Déstigmatiser la réintégration sociale – Par Ève Sophie Pelletier

Au Canada, environ 4,2 millions de citoyen.ne.s possèdent un casier judiciaire, ce qui représente 14 % des habitant.e.s âgé.e.s de 18 ans et plus (CCCJA, ASRSQ, 2020). Une autre statistique nous informe qu’au Québec, plus de 90 % des ex-détenu.e.s seront libéré.e.s, peu importe la durée de leur sentence (ASRSQ, 2017). En plus  d’être confronté.e.s à plusieurs préjugés sociétaux, ces individu.e.s feront face à plusieurs défis lors de la sortie d’un établissement de correction, ce qui complique fortement leur réintégration sociale. 

Mais qu’est-ce que la réintégration sociale ? Selon l’Association des services de réhabilitation sociale du Québec (ASRSQ), c’est la clé pour vaincre la criminalité à long terme. Elle se base sur le développement personnel des habiletés sociales, la réconciliation et la réinsertion sociale, qui consiste à l’aide à l’employabilité et l’hébergement ainsi qu’à une participation active en communauté (ASRSQ, 2017).

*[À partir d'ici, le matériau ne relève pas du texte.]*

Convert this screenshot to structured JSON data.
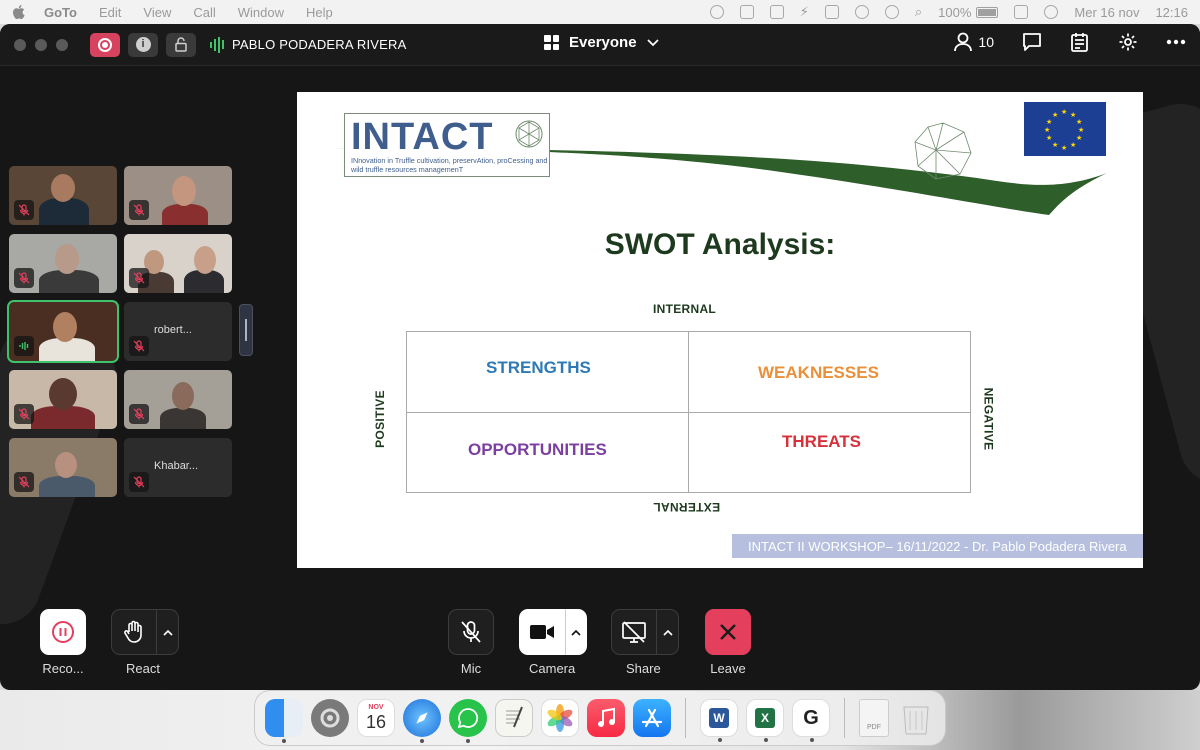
{
  "menubar": {
    "app_name": "GoTo",
    "items": [
      "Edit",
      "View",
      "Call",
      "Window",
      "Help"
    ],
    "battery": "100%",
    "date": "Mer 16 nov",
    "time": "12:16"
  },
  "titlebar": {
    "active_speaker": "PABLO PODADERA RIVERA",
    "audience": "Everyone",
    "participant_count": "10"
  },
  "tiles": [
    {
      "name": "",
      "muted": true
    },
    {
      "name": "",
      "muted": true
    },
    {
      "name": "",
      "muted": true
    },
    {
      "name": "",
      "muted": true
    },
    {
      "name": "",
      "muted": false,
      "speaking": true
    },
    {
      "name": "robert...",
      "muted": true
    },
    {
      "name": "",
      "muted": true
    },
    {
      "name": "",
      "muted": true
    },
    {
      "name": "",
      "muted": true
    },
    {
      "name": "Khabar...",
      "muted": true
    }
  ],
  "slide": {
    "logo_word": "INTACT",
    "logo_subtitle": "INnovation in Truffle cultivation, preservAtion, proCessing and wild truffle resources managemenT",
    "title": "SWOT Analysis:",
    "axis_internal": "INTERNAL",
    "axis_external": "EXTERNAL",
    "axis_positive": "POSITIVE",
    "axis_negative": "NEGATIVE",
    "strengths": "STRENGTHS",
    "weaknesses": "WEAKNESSES",
    "opportunities": "OPPORTUNITIES",
    "threats": "THREATS",
    "footer": "INTACT II WORKSHOP– 16/11/2022 - Dr. Pablo Podadera Rivera",
    "colors": {
      "strengths": "#2e7ab5",
      "weaknesses": "#e8913a",
      "opportunities": "#7b3fa0",
      "threats": "#d6303a"
    }
  },
  "controls": {
    "record": "Reco...",
    "react": "React",
    "mic": "Mic",
    "camera": "Camera",
    "share": "Share",
    "leave": "Leave"
  },
  "dock": {
    "calendar_month": "NOV",
    "calendar_day": "16"
  }
}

  Plusieurs délinquant.e.s, avant même d’être incarcéré.e.s, possèdent un passé d’isolation sociale, d’abus, de marginalité, ainsi que des difficultés à conserver un hébergement stable. Cela risque de se poursuivre à leur sortie, puisque 75 % des ex détenu.e.s seront confronté.e.s à des problèmes d’employabilité, ce qui a un impact sur l’estime de soi et la motivation. Cependant, posséder un emploi stable est ciblé comme l’un des facteurs sécurisant une réintégration réussie (Sécurité Publique Canada, 2022). Pourtant, il est bien connu qu’une motivation de type intrinsèque augmente la créativité, l’engagement dans une tâche, le fonctionnement optimal de l’individu.e et le bien-être. Ce type de motivation peut être atteint en répondant au besoin d’affiliation qui peut être comblé par une connexion avec autrui et par une reconnaissance et une acceptation de l’identité de la personne (Moriconi, 2022). Il est donc primordial de briser le cercle vicieux de l’isolement. Sans aucun doute, la transition entre l’emprisonnement et la vie en liberté a un impact important sur le niveau de stress et la santé mentale, ce qui renforce une situation déjà instable. 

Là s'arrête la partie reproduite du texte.